1. INTRODUCTION
SARS-CoV-2 is highly pathogenic in human, which leads to the COVID-19
pandemic and poses immeasurable public health challenges to the
world.[1] The infection of SARS-CoV-2 exhibits a
diverse clinical presentation, ranging from mild cases to a respiratory
distress syndrome with high morbidity and
mortality.[2] The importance of effective vaccines
is highlighted to control the COVID-19 pandemic. The effectiveness of
vaccines based on spike protein or receptor binding domain (RBD) has
been established in clinical trials.[3] Recently,
several vaccines have been authorized for emergent use against
SARS-CoV-2, based on the inactivated viruses, recombinant viral vectors,
mRNA, and recombinant proteins.[4-6] However, the
emergence of SARS-CoV-2 variants such as Delta and Omicron strains
significantly lowered the effectiveness of
vaccines.[7]
ORF8 is a rapidly evolving accessory protein that has been proposed to
interfere with immune responses.[8] ORF8 showed
strong inhibition on IFN-β and NF-κB-responsive
promoter.[9] ORF8 disrupts antigen presentation
and reduces the recognition and the elimination of virus-infected cells
by cytotoxic T lymphocytes (CTLs).[10] Thus, ORF8
is a potential antigen target for the vaccine development and a
supplement to S protein, due to its lower mutation rate than S
protein.[11-12]
However, ORF8 lacks the pathogen-associated molecular patterns and
displays low immunogenicity, which necessitates the adjuvants or the
delivery system to stimulate the immune system. Alum salts, MF59, AS03,
AS04, AF03 and QS-21 have been approved as vaccine adjuvants for
clinical use, which have been used for SARS-CoV-2 vaccines. However,
these adjuvants may lead to the undesirable effects such as
inflammation, toxicity, allergy, and
immunosuppression.[13]
Antigen delivery system with the inherent adjuvant activity is highly
desirable for development of SARS-CoV-2 vaccines. In particular,
covalent conjugation of a carrier protein with antigens or
self-conjugation of antigens is a potent antigen delivery
strategy.[14-15] CRM197 is a
carrier protein possessing T-helper cell epitopes and can activate T
helper cells for antigens.[16] Recently,
CRM197 has been covalently conjugated with bacterial
capsular polysaccharide to enhance the activation of B and T
cells.[17] Eight-arm polyethylene glycol (PEG)

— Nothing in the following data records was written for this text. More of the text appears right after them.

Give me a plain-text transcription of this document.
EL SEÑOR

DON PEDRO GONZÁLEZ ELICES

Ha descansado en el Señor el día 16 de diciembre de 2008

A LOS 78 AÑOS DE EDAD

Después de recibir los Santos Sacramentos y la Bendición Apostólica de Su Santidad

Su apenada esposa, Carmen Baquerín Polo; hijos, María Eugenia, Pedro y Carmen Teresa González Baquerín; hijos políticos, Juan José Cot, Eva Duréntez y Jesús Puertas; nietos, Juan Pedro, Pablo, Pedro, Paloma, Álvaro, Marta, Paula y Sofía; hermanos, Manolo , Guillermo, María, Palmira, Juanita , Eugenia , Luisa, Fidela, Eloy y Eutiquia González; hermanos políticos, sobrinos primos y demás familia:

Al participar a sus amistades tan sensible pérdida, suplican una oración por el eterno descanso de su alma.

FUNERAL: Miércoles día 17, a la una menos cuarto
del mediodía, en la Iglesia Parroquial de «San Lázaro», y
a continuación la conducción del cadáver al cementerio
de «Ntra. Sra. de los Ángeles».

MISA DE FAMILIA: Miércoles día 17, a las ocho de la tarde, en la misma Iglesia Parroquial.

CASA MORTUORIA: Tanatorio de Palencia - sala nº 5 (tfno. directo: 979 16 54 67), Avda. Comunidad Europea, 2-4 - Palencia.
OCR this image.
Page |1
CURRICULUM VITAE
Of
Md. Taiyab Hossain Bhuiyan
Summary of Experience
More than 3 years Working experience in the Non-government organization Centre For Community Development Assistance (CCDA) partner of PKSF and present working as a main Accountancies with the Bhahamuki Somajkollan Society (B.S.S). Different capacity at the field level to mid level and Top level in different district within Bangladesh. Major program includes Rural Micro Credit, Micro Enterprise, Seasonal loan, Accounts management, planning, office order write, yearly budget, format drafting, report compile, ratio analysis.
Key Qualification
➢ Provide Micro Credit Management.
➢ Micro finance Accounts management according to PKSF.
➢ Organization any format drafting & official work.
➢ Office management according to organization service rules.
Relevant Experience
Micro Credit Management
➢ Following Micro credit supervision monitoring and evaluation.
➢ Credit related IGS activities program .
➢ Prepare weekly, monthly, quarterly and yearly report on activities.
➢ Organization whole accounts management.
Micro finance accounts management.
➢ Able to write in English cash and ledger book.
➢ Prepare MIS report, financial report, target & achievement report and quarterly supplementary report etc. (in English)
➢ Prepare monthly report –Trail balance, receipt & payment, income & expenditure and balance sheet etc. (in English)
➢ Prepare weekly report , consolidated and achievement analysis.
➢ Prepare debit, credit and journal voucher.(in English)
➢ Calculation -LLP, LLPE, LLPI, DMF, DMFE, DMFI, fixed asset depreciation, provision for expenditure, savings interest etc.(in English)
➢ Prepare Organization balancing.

could covalently conjugate multiple antigen molecules in one entity and
improve the immunogenicity of antigens.[18-19]
In the present study, SARS-CoV-2 ORF8 was expressed by E.coli ,
denatured and purified with high purity. ORF8 was covalently conjugated
with CRM197 and self-conjugated with 8-arm PEG to
improve the immunogenicity of ORF8, respectively. ORF8 administrated
with aluminum adjuvant acted as the control. The cellular and humoral
immune responses to the conjugates (ORF8-CRM and ORF8-PEG) were
evaluated in the BALB/c mice. The potential toxicity of the conjugates
to the cardiac, liver and renal functions was measured. ORF8-CRM and
ORF8-PEG were expected to act as an effective vaccine to provide the
immune protection against SARS-CoV-2.